Time to create politics that represents the public interests

June 3, 2010
“Reliable policies promoted by the ruling parties have not always been recognized as such by citizens. They have gradually lost their ability to listen to us,” said Prime Minister Hatoyama Yukio during his resignation speech on June 2.

However, it was indeed the prime minister himself who has lost the ability to listen to the people’s demands. The U.S. Futenma base issue has clearly illustrated this.

In October 2009, a month after the start of the Hatoyama Cabinet, U.S. Defense Secretary Robert Gates visited Japan and stated that there will be no return of the Futenma base site without the construction of a new U.S. base in the Henoko district of Okinawa’s Nago City. Since then, the prime minister started looking for an alternative construction site within Okinawa without listening to Okinawans’ demands.

While pledging to bring this issue to final settlement by the end of May, Hatoyama failed to exercise the leadership needed in his cabinet to carry out his election promise: to relocate the U.S. Marine Corps Futenma Air Station to either outside Okinawa or outside Japan.

Seven months after he took office, the prime minister finally visited Okinawa for the first time and stated that he had no choice but to ask the residents there to shoulder another base burden.

Hatoyama ended up not only returning to the former government’s plan to reclaim the waters off Henoko to construct a new base. The bilateral agreement he made with the U.S. government is worse than the initial plan because it includes the relocation of U.S. forces’ exercises from Okinawa to Tokunoshima Island in Kagoshima Prefecture as well as Self-Defense Force bases in mainland Japan.

In the area of people’s living conditions, Prime Minister Hatoyama also betrayed voters’ expectations for the establishment of new policies that reflect public demand. Contrary to his favorite phrase that he wants to “protect human lives,” Hatoyama promoted policies that harm them, such as keeping the discriminatory medical insurance system for the elderly aged 75 and older as well as leaving many loopholes in the Worker Dispatch Law.

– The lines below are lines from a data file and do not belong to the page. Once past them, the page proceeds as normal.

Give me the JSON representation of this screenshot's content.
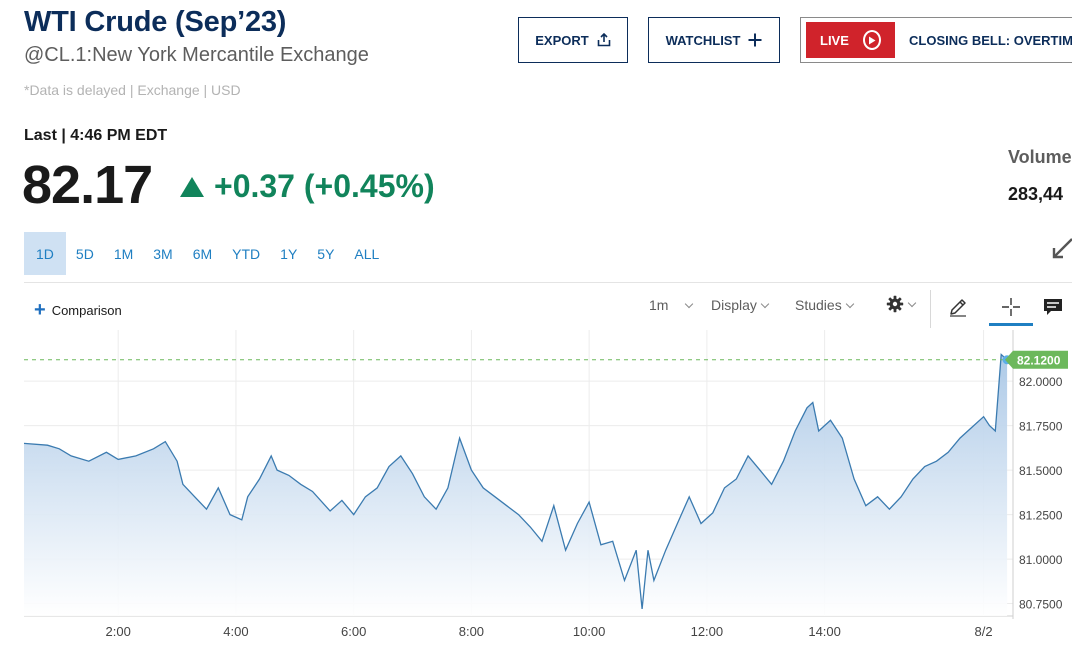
{
  "header": {
    "title": "WTI Crude (Sep’23)",
    "subtitle": "@CL.1:New York Mercantile Exchange",
    "delayed_note": "*Data is delayed | Exchange | USD"
  },
  "actions": {
    "export_label": "EXPORT",
    "watchlist_label": "WATCHLIST",
    "live_label": "LIVE",
    "live_show": "CLOSING BELL: OVERTIME"
  },
  "quote": {
    "last_label": "Last | 4:46 PM EDT",
    "price": "82.17",
    "change": "+0.37 (+0.45%)",
    "change_direction": "up",
    "change_color": "#11845b",
    "volume_label": "Volume",
    "volume_value": "283,44"
  },
  "ranges": {
    "items": [
      "1D",
      "5D",
      "1M",
      "3M",
      "6M",
      "YTD",
      "1Y",
      "5Y",
      "ALL"
    ],
    "selected": "1D"
  },
  "toolbar": {
    "comparison_label": "Comparison",
    "interval_label": "1m",
    "display_label": "Display",
    "studies_label": "Studies",
    "icons": [
      "settings-icon",
      "pencil-icon",
      "crosshair-icon",
      "comment-icon"
    ]
  },
  "chart_data": {
    "type": "area",
    "title": "",
    "xlabel": "",
    "ylabel": "",
    "x_ticks": [
      "2:00",
      "4:00",
      "6:00",
      "8:00",
      "10:00",
      "12:00",
      "14:00",
      "8/2"
    ],
    "y_ticks": [
      "82.0000",
      "81.7500",
      "81.5000",
      "81.2500",
      "81.0000",
      "80.7500"
    ],
    "ylim": [
      80.68,
      82.22
    ],
    "xlim": [
      0.4,
      17.2
    ],
    "last_price_label": "82.1200",
    "last_price": 82.12,
    "grid": true,
    "line_color": "#3b7bb0",
    "fill_color": "#cfe0f2",
    "label_color": "#6cb85c",
    "series": [
      {
        "x": [
          0.4,
          0.8,
          1.0,
          1.2,
          1.5,
          1.8,
          2.0,
          2.3,
          2.6,
          2.8,
          3.0,
          3.1,
          3.3,
          3.5,
          3.7,
          3.9,
          4.1,
          4.2,
          4.4,
          4.6,
          4.7,
          4.9,
          5.1,
          5.3,
          5.6,
          5.8,
          6.0,
          6.2,
          6.4,
          6.6,
          6.8,
          7.0,
          7.2,
          7.4,
          7.6,
          7.8,
          8.0,
          8.2,
          8.4,
          8.6,
          8.8,
          9.0,
          9.2,
          9.4,
          9.6,
          9.8,
          10.0,
          10.2,
          10.4,
          10.6,
          10.8,
          10.9,
          11.0,
          11.1,
          11.3,
          11.5,
          11.7,
          11.9,
          12.1,
          12.3,
          12.5,
          12.7,
          12.9,
          13.1,
          13.3,
          13.5,
          13.7,
          13.8,
          13.9,
          14.1,
          14.3,
          14.5,
          14.7,
          14.9,
          15.1,
          15.3,
          15.5,
          15.7,
          15.9,
          16.1,
          16.3,
          16.5,
          16.7,
          16.8,
          16.9,
          17.0,
          17.1
        ],
        "y": [
          81.65,
          81.64,
          81.62,
          81.58,
          81.55,
          81.6,
          81.56,
          81.58,
          81.62,
          81.66,
          81.55,
          81.42,
          81.35,
          81.28,
          81.4,
          81.25,
          81.22,
          81.35,
          81.45,
          81.58,
          81.5,
          81.47,
          81.42,
          81.38,
          81.27,
          81.33,
          81.25,
          81.35,
          81.4,
          81.52,
          81.58,
          81.48,
          81.35,
          81.28,
          81.4,
          81.68,
          81.5,
          81.4,
          81.35,
          81.3,
          81.25,
          81.18,
          81.1,
          81.3,
          81.05,
          81.2,
          81.32,
          81.08,
          81.1,
          80.88,
          81.05,
          80.72,
          81.05,
          80.88,
          81.05,
          81.2,
          81.35,
          81.2,
          81.26,
          81.4,
          81.45,
          81.58,
          81.5,
          81.42,
          81.55,
          81.72,
          81.85,
          81.88,
          81.72,
          81.78,
          81.68,
          81.45,
          81.3,
          81.35,
          81.28,
          81.35,
          81.45,
          81.52,
          81.55,
          81.6,
          81.68,
          81.74,
          81.8,
          81.75,
          81.72,
          82.15,
          82.12
        ]
      }
    ]
  }
}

After all was said and done, who the prime minister listened to were the voices of the U.S. government and the Japanese business circles. As he repeatedly emphasized the phrase “relationship of trust with the U.S.” in his resignation speech, his concern was to receive the trust of the U.S. government.

If we are to draw a lesson from Hatoyama’s resignation, it is that the only way to change the current political situation is to set up a government that is capable of representing the people’s voices to the U.S. and the business circles. An advance of the Japanese Communist Party in the upcoming House of Councilors election will pave the way for establishing a new course in Japanese politics.